The board of UBS made a bold move this week when they replaced
chief executive Ralph Hamers with his predecessor Sergio Ermotti to lead the takeover of Credit Suisse.
“It’s about having the best person in our opinion to effect the execution of this merger,” said UBS chair Colm Kelleher. Ermotti’s experience restructuring UBS’s investment bank and working at a global level were essential for overseeing the merger, he said.
Kelleher admitted to calling Ermotti on Monday last week. Hamers – who had struggled to get established at UBS – had fumbled an analyst call the night before,
reinforcing the board’s concerns about whether he could handle such a complex merger.
Retention is high on UBS’s list of priorities, though. Swiss private banks – including Julius Baer and Pictet – are trying to
capitalise on the uncertainty and bonus cuts at Credit Suisse to poach its top employees and clients. “The best people don’t wait,” said one senior executive.
Central banks ride the turmoil
Meanwhile policymakers are beginning to face a post-mortem on banking failures.
In a congressional hearing testimony Michael Barr, the Fed’s vice-chair for supervision, laid
blame for the collapse of SVB firmly at the bank’s door, saying it made a number of errors as it expanded including not managing interest rate risk effectively.
He also said implementing the Basel III reforms was “critical”. These rules require banks to keep certain amounts of capital to hand and maintain particular leverage ratios.
The BoE struck a similar tone at a Treasury select committee hearing this week too. Governor Andrew Bailey
reassured politicians that the UK banking sector is “very strong”, but noted that policymakers were thinking about tightening rules for banks.
The ECB must have some confidence too as
it approved UniCredit’s aggressive €3.34bn share buyback programme. Along with a dividend, investors will receive a hefty €5.25bn.
The approval came ahead of the bank’s AGM this week – when investors will also be voting on part of chief executive Andrea Orcel’s significant pay packet.
Big tech tries to look small
The sprawling
Alibaba this week announced it will split into six business units. Each will have their own board and chief executive, and can opt to go public.
The new groups will focus on cloud computing, ecommerce, local services, logistics, digital commerce and media. Alibaba will be a holding company, with the
top brass noting that they could be fairly hands off if the businesses list.
The move ticks a number of boxes. “We need to figure out how to really make the organisation simpler and more agile,” said Alibaba chief executive Daniel Zhang. Investors hope that splitting the unwieldy group will unlock value.
The restructure will also hope to court favour with the Chinese authorities. In 2020, a public attack on China’s financial watchdogs and banks by Alibaba founder Jack Ma sparked president Xi Jinping’s crackdown on large tech companies.

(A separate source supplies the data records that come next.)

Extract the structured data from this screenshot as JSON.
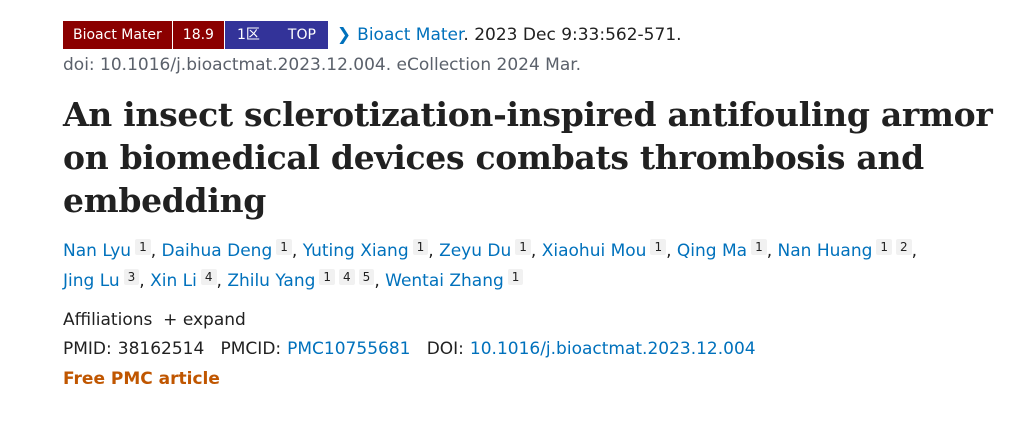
{
  "badges": {
    "journal": "Bioact Mater",
    "impact": "18.9",
    "zone": "1区",
    "top": "TOP"
  },
  "citation": {
    "journal_link": "Bioact Mater",
    "rest": ". 2023 Dec 9:33:562-571.",
    "doi_line": "doi: 10.1016/j.bioactmat.2023.12.004. eCollection 2024 Mar."
  },
  "title": "An insect sclerotization-inspired antifouling armor on biomedical devices combats thrombosis and embedding",
  "authors": [
    {
      "name": "Nan Lyu",
      "aff": [
        "1"
      ]
    },
    {
      "name": "Daihua Deng",
      "aff": [
        "1"
      ]
    },
    {
      "name": "Yuting Xiang",
      "aff": [
        "1"
      ]
    },
    {
      "name": "Zeyu Du",
      "aff": [
        "1"
      ]
    },
    {
      "name": "Xiaohui Mou",
      "aff": [
        "1"
      ]
    },
    {
      "name": "Qing Ma",
      "aff": [
        "1"
      ]
    },
    {
      "name": "Nan Huang",
      "aff": [
        "1",
        "2"
      ]
    },
    {
      "name": "Jing Lu",
      "aff": [
        "3"
      ]
    },
    {
      "name": "Xin Li",
      "aff": [
        "4"
      ]
    },
    {
      "name": "Zhilu Yang",
      "aff": [
        "1",
        "4",
        "5"
      ]
    },
    {
      "name": "Wentai Zhang",
      "aff": [
        "1"
      ]
    }
  ],
  "affiliations": {
    "label": "Affiliations",
    "expand": "+ expand"
  },
  "ids": {
    "pmid_label": "PMID:",
    "pmid": "38162514",
    "pmcid_label": "PMCID:",
    "pmcid": "PMC10755681",
    "doi_label": "DOI:",
    "doi": "10.1016/j.bioactmat.2023.12.004"
  },
  "free": "Free PMC article",
  "colors": {
    "link": "#0071bc",
    "badge_red": "#8b0000",
    "badge_blue": "#333399",
    "free": "#c05600"
  }
}
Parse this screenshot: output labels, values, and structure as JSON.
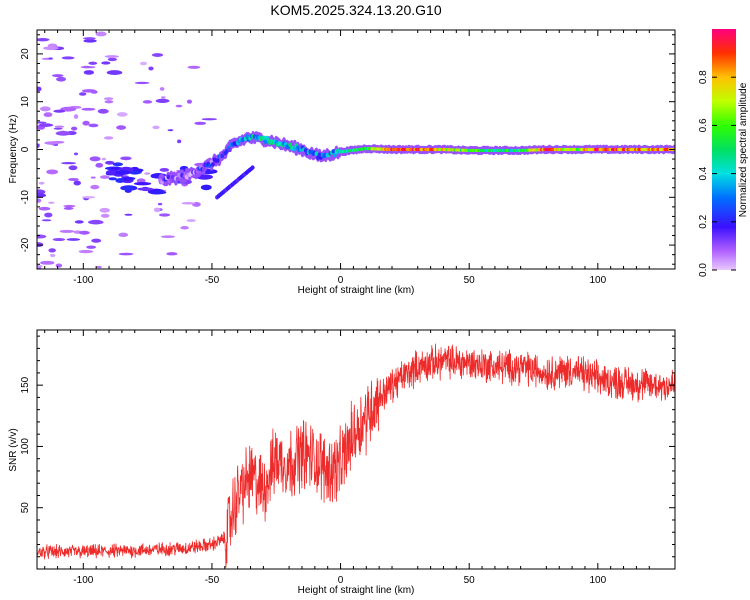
{
  "title": "KOM5.2025.324.13.20.G10",
  "chart_data": [
    {
      "type": "heatmap",
      "xlabel": "Height of straight line (km)",
      "ylabel": "Frequency (Hz)",
      "xlim": [
        -118,
        130
      ],
      "ylim": [
        -25,
        25
      ],
      "xticks": [
        -100,
        -50,
        0,
        50,
        100
      ],
      "yticks": [
        -20,
        -10,
        0,
        10,
        20
      ],
      "colorbar": {
        "label": "Normalized spectral amplitude",
        "range": [
          0,
          1
        ],
        "ticks": [
          "0.0",
          "0.2",
          "0.4",
          "0.6",
          "0.8"
        ],
        "tick_values": [
          0,
          0.2,
          0.4,
          0.6,
          0.8
        ]
      },
      "ridge": [
        {
          "x": -70,
          "y": -6.5,
          "a": 0.1
        },
        {
          "x": -60,
          "y": -5.5,
          "a": 0.12
        },
        {
          "x": -52,
          "y": -3.5,
          "a": 0.15
        },
        {
          "x": -46,
          "y": -1.5,
          "a": 0.18
        },
        {
          "x": -42,
          "y": 1.0,
          "a": 0.25
        },
        {
          "x": -36,
          "y": 2.5,
          "a": 0.35
        },
        {
          "x": -28,
          "y": 2.0,
          "a": 0.45
        },
        {
          "x": -22,
          "y": 1.0,
          "a": 0.4
        },
        {
          "x": -15,
          "y": 0.0,
          "a": 0.35
        },
        {
          "x": -8,
          "y": -1.5,
          "a": 0.3
        },
        {
          "x": 0,
          "y": -0.5,
          "a": 0.4
        },
        {
          "x": 10,
          "y": 0.2,
          "a": 0.55
        },
        {
          "x": 20,
          "y": 0.0,
          "a": 0.95
        },
        {
          "x": 30,
          "y": 0.0,
          "a": 0.9
        },
        {
          "x": 40,
          "y": 0.0,
          "a": 0.75
        },
        {
          "x": 50,
          "y": -0.2,
          "a": 0.55
        },
        {
          "x": 60,
          "y": -0.2,
          "a": 0.5
        },
        {
          "x": 70,
          "y": -0.2,
          "a": 0.5
        },
        {
          "x": 80,
          "y": 0.0,
          "a": 0.9
        },
        {
          "x": 90,
          "y": 0.0,
          "a": 0.6
        },
        {
          "x": 100,
          "y": 0.0,
          "a": 0.9
        },
        {
          "x": 110,
          "y": 0.0,
          "a": 0.85
        },
        {
          "x": 120,
          "y": 0.0,
          "a": 0.8
        },
        {
          "x": 130,
          "y": 0.0,
          "a": 0.8
        }
      ]
    },
    {
      "type": "line",
      "xlabel": "Height of straight line (km)",
      "ylabel": "SNR (v/v)",
      "xlim": [
        -118,
        130
      ],
      "ylim": [
        0,
        195
      ],
      "xticks": [
        -100,
        -50,
        0,
        50,
        100
      ],
      "yticks": [
        50,
        100,
        150
      ],
      "series": [
        {
          "name": "SNR",
          "color": "#ee2b2b",
          "x": [
            -118,
            -100,
            -80,
            -60,
            -50,
            -45,
            -40,
            -35,
            -30,
            -25,
            -20,
            -15,
            -10,
            -5,
            0,
            5,
            10,
            15,
            20,
            25,
            30,
            40,
            50,
            60,
            70,
            80,
            90,
            100,
            110,
            120,
            130
          ],
          "values": [
            14,
            14,
            15,
            17,
            20,
            25,
            60,
            75,
            65,
            90,
            85,
            95,
            90,
            80,
            85,
            110,
            125,
            140,
            150,
            158,
            165,
            170,
            168,
            165,
            165,
            160,
            162,
            155,
            152,
            150,
            150
          ]
        }
      ]
    }
  ]
}
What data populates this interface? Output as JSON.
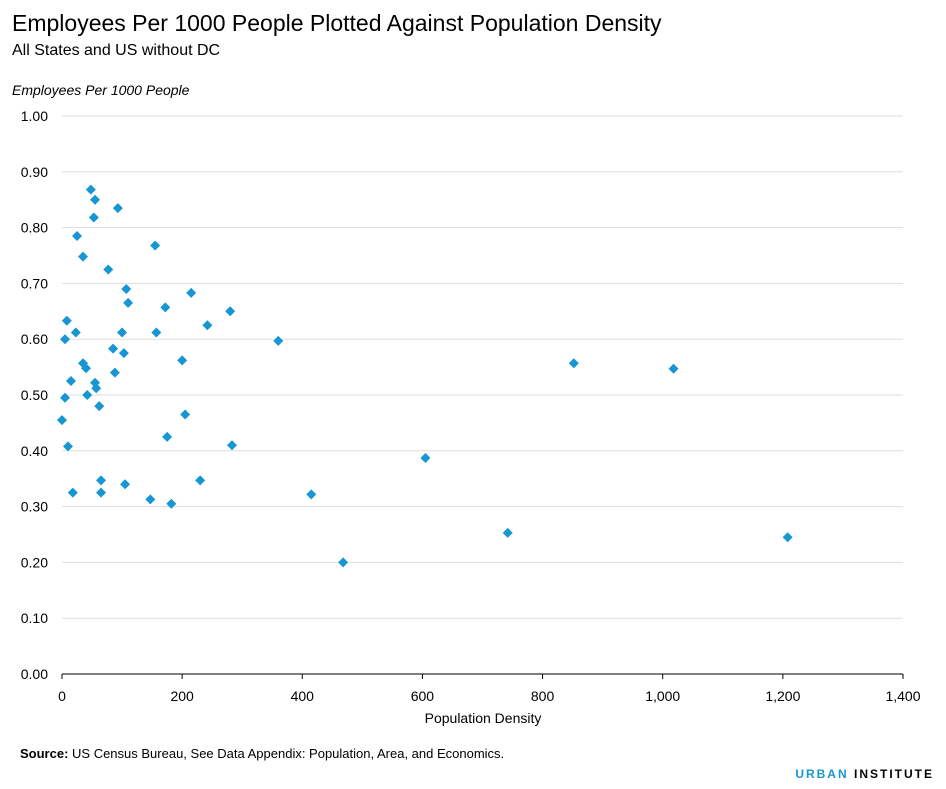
{
  "header": {
    "title": "Employees Per 1000 People Plotted Against Population Density",
    "subtitle": "All States and US without DC"
  },
  "footer": {
    "source_label": "Source:",
    "source_text": " US Census Bureau, See Data Appendix: Population, Area, and Economics.",
    "brand_part1": "URBAN",
    "brand_part2": "INSTITUTE"
  },
  "colors": {
    "marker": "#1696d2",
    "grid": "#dedede",
    "axis": "#000000",
    "brand_accent": "#1696d2"
  },
  "chart_data": {
    "type": "scatter",
    "title": "Employees Per 1000 People Plotted Against Population Density",
    "subtitle": "All States and US without DC",
    "xlabel": "Population Density",
    "ylabel": "Employees Per 1000 People",
    "xlim": [
      0,
      1400
    ],
    "ylim": [
      0,
      1.0
    ],
    "x_ticks": [
      0,
      200,
      400,
      600,
      800,
      1000,
      1200,
      1400
    ],
    "x_tick_labels": [
      "0",
      "200",
      "400",
      "600",
      "800",
      "1,000",
      "1,200",
      "1,400"
    ],
    "y_ticks": [
      0,
      0.1,
      0.2,
      0.3,
      0.4,
      0.5,
      0.6,
      0.7,
      0.8,
      0.9,
      1.0
    ],
    "y_tick_labels": [
      "0.00",
      "0.10",
      "0.20",
      "0.30",
      "0.40",
      "0.50",
      "0.60",
      "0.70",
      "0.80",
      "0.90",
      "1.00"
    ],
    "grid": "horizontal",
    "marker": "diamond",
    "points": [
      {
        "x": 0,
        "y": 0.455
      },
      {
        "x": 5,
        "y": 0.495
      },
      {
        "x": 5,
        "y": 0.6
      },
      {
        "x": 8,
        "y": 0.633
      },
      {
        "x": 10,
        "y": 0.408
      },
      {
        "x": 15,
        "y": 0.525
      },
      {
        "x": 18,
        "y": 0.325
      },
      {
        "x": 23,
        "y": 0.612
      },
      {
        "x": 25,
        "y": 0.785
      },
      {
        "x": 35,
        "y": 0.748
      },
      {
        "x": 35,
        "y": 0.557
      },
      {
        "x": 40,
        "y": 0.548
      },
      {
        "x": 42,
        "y": 0.5
      },
      {
        "x": 48,
        "y": 0.868
      },
      {
        "x": 53,
        "y": 0.818
      },
      {
        "x": 55,
        "y": 0.85
      },
      {
        "x": 55,
        "y": 0.522
      },
      {
        "x": 57,
        "y": 0.512
      },
      {
        "x": 62,
        "y": 0.48
      },
      {
        "x": 65,
        "y": 0.347
      },
      {
        "x": 65,
        "y": 0.325
      },
      {
        "x": 77,
        "y": 0.725
      },
      {
        "x": 85,
        "y": 0.583
      },
      {
        "x": 88,
        "y": 0.54
      },
      {
        "x": 93,
        "y": 0.835
      },
      {
        "x": 100,
        "y": 0.612
      },
      {
        "x": 103,
        "y": 0.575
      },
      {
        "x": 105,
        "y": 0.34
      },
      {
        "x": 107,
        "y": 0.69
      },
      {
        "x": 110,
        "y": 0.665
      },
      {
        "x": 147,
        "y": 0.313
      },
      {
        "x": 155,
        "y": 0.768
      },
      {
        "x": 157,
        "y": 0.612
      },
      {
        "x": 172,
        "y": 0.657
      },
      {
        "x": 175,
        "y": 0.425
      },
      {
        "x": 182,
        "y": 0.305
      },
      {
        "x": 200,
        "y": 0.562
      },
      {
        "x": 205,
        "y": 0.465
      },
      {
        "x": 215,
        "y": 0.683
      },
      {
        "x": 230,
        "y": 0.347
      },
      {
        "x": 242,
        "y": 0.625
      },
      {
        "x": 280,
        "y": 0.65
      },
      {
        "x": 283,
        "y": 0.41
      },
      {
        "x": 360,
        "y": 0.597
      },
      {
        "x": 415,
        "y": 0.322
      },
      {
        "x": 468,
        "y": 0.2
      },
      {
        "x": 605,
        "y": 0.387
      },
      {
        "x": 742,
        "y": 0.253
      },
      {
        "x": 852,
        "y": 0.557
      },
      {
        "x": 1018,
        "y": 0.547
      },
      {
        "x": 1208,
        "y": 0.245
      }
    ]
  }
}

Chinese tech stocks rallied on the back of the news and a public appearance in mainland China by Ma on Monday – the first in a year – as traders hoped Xi’s crackdown might be easing.
But the disappearance of Bao Fan, founder of China Renaissance, will fuel concerns that it is not, argues Henny Sender, former chief financial correspondent.
The risk now is that China lifts travel restrictions and individuals move money out. “If they reopen the borders, then capital flight becomes a risk,” said one economist. “In the past, we saw money move first. Now people are trying to move. First the billionaires. Now the millionaires.”
Chairs, codes and tenures
The length of directors’ tenures has shot up the agenda recently.
Last week
Scottish Mortgage Investment Trust was shaken by a boardroom bust-up that claimed the scalps of three directors including its chair Fiona McBain.
Part of the blow-up was a criticism by Amar Bhidé about the length of McBain’s tenure – and this seems to have sparked something of an exodus.
On Friday,
Liontrust announced that two non-exec directors, Emma Howard Boyd and Quintin Price, had quit with immediate effect.
Sources say the pair stepped down in a row about how long non-executive chair Alastair Barbour has been on the board. Barbour has been chair for four years, but joined the board in 2011 – putting his tenure over the nine years recommended in the UK’s corporate governance code.
Back in Scotland another long tenure came to an end this week. Robin Barr – head of the Irn-Bru family dynasty – will
leave the board of AG Barr after 58 years. Barr will retain a stake in business and, if shareholders approve, will be replaced on the board by his daughter Julie.
Boardroom battle lines
There was an accord at Salesforce this week as
Elliott halted its plan to nominate directors. Jesse Cohn, managing partner at the activist investor, said he was “deeply impressed” by the company’s “commitment to profitable growth, responsible capital return and an ambitious shareholder value creation plan”.
But there was no such entente at Disney as the
chair of Marvel, Isaac Perlmutter, was given the chop. He had clashed with Disney chief executive Bob Iger, including backing Nelson Peltz’s recent attempt to get a seat on the board, which Iger saw off.